Les tribunaux de la Biélorussie ont infligé mardi jusqu'à 15 jours de détention à près de 600 opposants, menaçant de prononcer des peines allant jusqu'à 15 ans de prison et d'interdire des partis, deux jours après la répression des protestations lors de la présidentielle dimanche.

«Les décisions judiciaires ont été prises à l'encontre de plus de 580 personnes qui ont participé à l'action de l'opposition à Minsk. Dans l'ensemble ce sont des peines allant de 5 à 15 jours de prison», a indiqué un haut responsable de la police, le général Farmagueï.

Les personnes arrêtées risquent en outre jusqu'à 15 ans d'emprisonnement si leur participation à des «troubles massifs à l'ordre public» est prouvée, a pour sa part indiqué un porte-parole de la police de Minsk.

Parmi eux figurent au moins quatre journalistes, a précisé de son côté l'Association des journalistes biélorusses.

Vingt-cinq journalistes avaient été interpellés dimanche lors de la manifestation qui a réuni des dizaines de milliers de personnes devant le siège du gouvernement à Minsk et a été violemment réprimée.

La Haut commissaire de l'ONU aux droits de l'homme, Navi Pillay, a appelé mardi les autorités de la Biélorussie à libérer «immédiatement» les opposants arrêtés.
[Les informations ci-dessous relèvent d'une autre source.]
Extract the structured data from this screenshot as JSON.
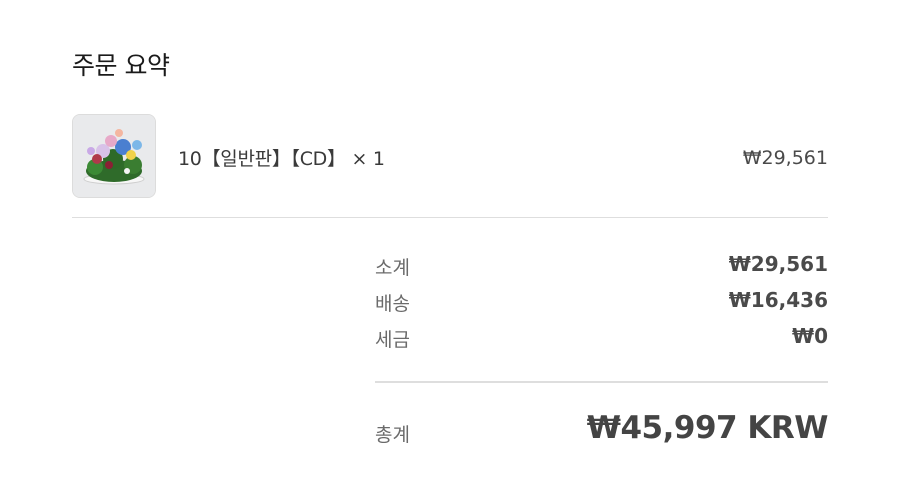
{
  "summary_title": "주문 요약",
  "items": [
    {
      "name": "10【일반판】【CD】",
      "quantity_text": "× 1",
      "price": "₩29,561"
    }
  ],
  "totals": {
    "subtotal_label": "소계",
    "subtotal_value": "₩29,561",
    "shipping_label": "배송",
    "shipping_value": "₩16,436",
    "tax_label": "세금",
    "tax_value": "₩0",
    "total_label": "총계",
    "total_value": "₩45,997 KRW"
  },
  "colors": {
    "text_primary": "#1a1a1a",
    "text_muted": "#6b6b6b",
    "divider": "#dedede"
  }
}
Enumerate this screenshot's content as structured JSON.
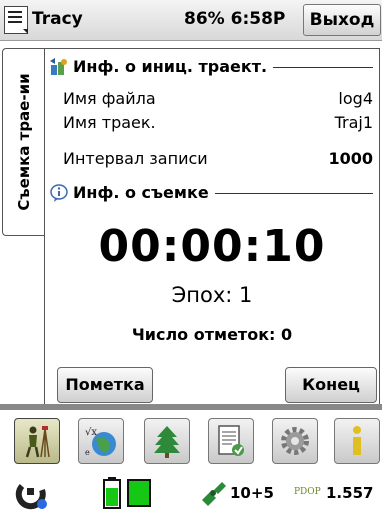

L'Organisation pour la sécurité et la coopération en Europe (OSCE) a également demandé que les journalistes emprisonnés à la Biélorussie soient relâchés «immédiatement».

L'autoritaire président qui dirige depuis 16 ans cette ex-république soviétique, Alexandre Loukachenko, réélu dimanche avec près de 80% des suffrages selon les chiffres officiels, a fait état lundi soir de 639 opposants détenus à l'issue de la manifestation qu'il a qualifiée de «banditisme».

Mardi, le ministre biélorusse de la Justice, Viktor Golovanov, a menacé d'interdire les partis d'opposition dont l'implication serait prouvée dans les «troubles».

Sept des neuf candidats d'opposition à la présidentielle avaient été interpellés dimanche. Deux d'entre eux ont été relâchés lundi soir et placés sous contrôle judiciaire.

Sous le coup de la fermeté du régime le plus autoritaire du continent, l'opposition bélarusse est en outre divisée.

Ainsi, Iaroslav Romantchouk, un candidat d'opposition resté à l'écart des événements de dimanche, a accusé les protestataires de «provocation».

Des manifestants ont tenté dimanche de forcer l'entrée du bâtiment gouvernemental, un argument utilisé par les autorités pour justifier la dispersion violente de cette manifestation qui dénonçait des fraudes massives au profit de M. Loukachenko.

Des dissensions internes sont apparues au sein même du Parti citoyen uni de M. Romantchouk, après une entrevue lundi entre ce dernier et Alexandre Loukachenko.

Alexandre Milinkevitch, un leader de l'opposition bélarusse qui avait renoncé à se présenter à la présidentielle faute d'entente sur une candidature unique, s'est lui aussi désolidarisé d'une «provocation» qui selon lui va affaiblir l'opposition pro-occidentale.

Après les événements de dimanche, «la tâche de l'opposition sera encore plus difficile qu'avant car le climat politique s'est dégradé», estime l'analyste Valeri Karbalevitch.

L'expert indépendant Alès Lagvinets estime lui aussi que la situation est «complexe», même si «la forte mobilisation dimanche en dépit des avertissements du régime montre que l'opposition a du potentiel».